A multitasking operating system is one that can simultaneously interleave execution of more than one process. On single processor machines, this gives the illusion of multiple processes running concurrently. On multiprocessor machines, this also enables processes to actually run concurrently, in parallel, on different processors. On either machine, it also enables many processes to run in the background, not actually executing until work is available. These tasks, although in memory, are not runnable. Instead, such processes utilize the kernel to block until some event (keyboard input, network data, some time in the future, and so on) occurs. Consequently, a modern Linux system may have 100 processes in memory but only one in a runnable state.

Multitasking operating systems come in two flavors: cooperative multitasking and preemptive multitasking. Linux, like all Unix variants and most modern operating systems, provides preemptive multitasking. In preemptive multitasking, the scheduler decides when a process is to cease running and a new process is to resume running. The act of involuntarily suspending a running process is called preemption. The time a process runs before it is preempted is predetermined, and it is called the timeslice of the process. The timeslice, in effect, gives each runnable process a slice of the processor's time. Managing the timeslice enables the scheduler to make global scheduling decisions for the system. It also prevents any one process from monopolizing the processor. As we shall see, this timeslice is dynamically calculated in the Linux process scheduler to provide some interesting benefits.

Conversely, in cooperative multitasking, a process does not stop running until it voluntary decides to do so. The act of a process voluntarily suspending itself is called yielding. Processes are supposed to yield often, but the operating system cannot enforce this. The shortcomings of this approach are numerous: The scheduler cannot make global decisions regarding how long processes run, processes can monopolize the processor for longer than the user desires, and a hung process that never yields can potentially bring down the entire system. Thankfully, most operating systems designed in the last decade have provided preemptive multitasking, with Mac OS 9 and earlier being the most notable (and embarrassing) exceptions. Of course, Unix has been preemptively multitasked since the beginning.
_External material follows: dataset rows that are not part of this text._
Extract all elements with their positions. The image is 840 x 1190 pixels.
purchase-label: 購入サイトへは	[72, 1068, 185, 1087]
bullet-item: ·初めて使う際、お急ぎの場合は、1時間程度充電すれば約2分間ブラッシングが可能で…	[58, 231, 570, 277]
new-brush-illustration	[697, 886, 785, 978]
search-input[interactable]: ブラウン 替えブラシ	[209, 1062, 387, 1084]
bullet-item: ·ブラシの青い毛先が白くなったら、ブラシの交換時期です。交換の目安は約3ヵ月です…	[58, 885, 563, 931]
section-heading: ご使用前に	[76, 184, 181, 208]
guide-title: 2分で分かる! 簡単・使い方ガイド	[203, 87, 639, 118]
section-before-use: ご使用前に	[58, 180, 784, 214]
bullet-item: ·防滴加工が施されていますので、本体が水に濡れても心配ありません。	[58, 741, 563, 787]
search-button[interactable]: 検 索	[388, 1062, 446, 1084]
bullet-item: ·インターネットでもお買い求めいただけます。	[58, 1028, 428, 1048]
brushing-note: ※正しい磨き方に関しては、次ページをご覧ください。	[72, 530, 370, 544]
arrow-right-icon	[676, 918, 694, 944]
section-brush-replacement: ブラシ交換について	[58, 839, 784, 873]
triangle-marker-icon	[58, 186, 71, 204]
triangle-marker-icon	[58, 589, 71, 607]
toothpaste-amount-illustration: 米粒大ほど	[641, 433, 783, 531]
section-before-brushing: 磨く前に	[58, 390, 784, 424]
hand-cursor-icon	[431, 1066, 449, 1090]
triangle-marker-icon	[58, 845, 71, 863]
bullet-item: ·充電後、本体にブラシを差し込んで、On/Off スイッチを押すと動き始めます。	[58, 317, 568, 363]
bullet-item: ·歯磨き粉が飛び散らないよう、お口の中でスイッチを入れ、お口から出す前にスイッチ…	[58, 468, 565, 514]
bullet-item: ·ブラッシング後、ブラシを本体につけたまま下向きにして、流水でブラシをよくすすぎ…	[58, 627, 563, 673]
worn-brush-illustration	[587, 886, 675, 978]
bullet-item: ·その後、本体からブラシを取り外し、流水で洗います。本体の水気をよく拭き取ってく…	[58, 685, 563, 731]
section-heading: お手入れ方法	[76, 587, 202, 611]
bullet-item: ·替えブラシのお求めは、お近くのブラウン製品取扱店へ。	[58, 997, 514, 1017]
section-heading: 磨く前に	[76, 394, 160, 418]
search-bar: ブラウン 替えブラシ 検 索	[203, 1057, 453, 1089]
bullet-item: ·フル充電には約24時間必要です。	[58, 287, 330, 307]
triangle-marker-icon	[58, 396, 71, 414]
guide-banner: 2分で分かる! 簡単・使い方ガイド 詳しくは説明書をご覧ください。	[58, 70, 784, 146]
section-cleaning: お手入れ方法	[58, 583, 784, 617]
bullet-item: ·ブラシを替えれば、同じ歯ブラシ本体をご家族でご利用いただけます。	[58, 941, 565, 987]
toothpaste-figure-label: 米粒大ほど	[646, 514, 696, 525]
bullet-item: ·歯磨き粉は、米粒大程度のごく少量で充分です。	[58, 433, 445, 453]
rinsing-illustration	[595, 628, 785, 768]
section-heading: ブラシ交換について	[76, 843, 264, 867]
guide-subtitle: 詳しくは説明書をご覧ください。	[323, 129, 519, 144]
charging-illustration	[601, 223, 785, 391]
During the 2.5 kernel development series, the Linux kernel received a scheduler overhaul. A new scheduler, commonly called the O(1) scheduler because of its algorithmic behavior^[1], solved the shortcomings of the previous Linux scheduler and introduced powerful new features and performance characteristics. This chapter discusses the fundamentals of scheduler design and how they apply to the new O(1) scheduler and its goals, design, implementation, algorithms, and related system calls.

^[1] O(1) is an example of big-o notation. In short, it means the scheduler can do its thing in constant time, regardless of the size of the input. A full explanation of big-o notation is in Appendix C, "Algorithmic Complexity," for the curious.